Sabzwari blamed members of the ruling Pakistan People's Party for fueling the violence, saying much of it was being carried out by thugs from Lyari Town, a poor area of Karachi and a PPP stronghold.
"They are the Lyari gang members and criminals who are killing our workers, and there are some elements within the ruling party who patronize them," he said.
Qaim Ali Shah, the chief minister of Sindh province, where Karachi is the capital, and a member of the ruling party, seemed to make similar allegations against the MQM. He did not name the group directly but said "a political party" was behind the killings of its workers.
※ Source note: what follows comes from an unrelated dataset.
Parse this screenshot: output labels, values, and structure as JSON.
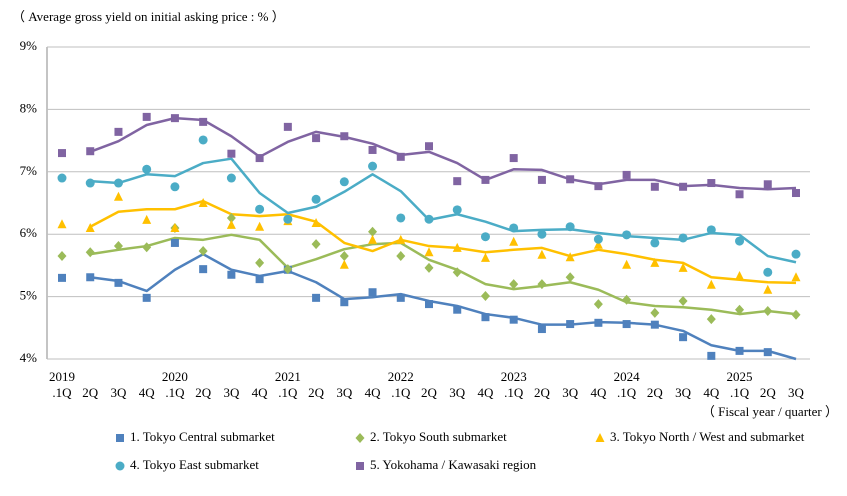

"Targeted killings are a conspiracy against the provincial government, and sacrifices of PPP workers won't go unrewarded," he told reporters Saturday.
Although both parties are members of the ruling coalition, they have a tense relationship and a history of conflict that dates back to the arrival of Mohajir immigrants from India after Pakistan gained independence in 1947. Native Sindhis, who mostly support the ruling party, resented the Mohajirs' attempts to secure well-paying government jobs.
Pakistan's Interior Ministry said Sunday that 41 people have died in targeted killings in Karachi since the beginning of the year, including 10 MQM workers, 10 from a breakaway faction called Haqiqi, and 16 members of a committee set up by the ruling party in Lyari to control violence in the area.
The five others were from a handful of political and religious groups, said the ministry's Crisis Management Cell.
The Chief of Police in Karachi tried to downplay the prevalence of political violence, insisting that of the fifty people killed in the city in the last few days of last year, "only 20 deaths were politically or ethnically motivated." "The average killing rate is 5.5 a day, which is not alarming in a city which has a population of 18 million," he told the AP, even while insisting during a Saturday television interview that the police needed cooperation from the political factions to stem the bloodshed.
It is a tense situation and while I am pretty sure that holding my breath won't help, but reading this stuff makes my chest feel tight, like I can't breathe.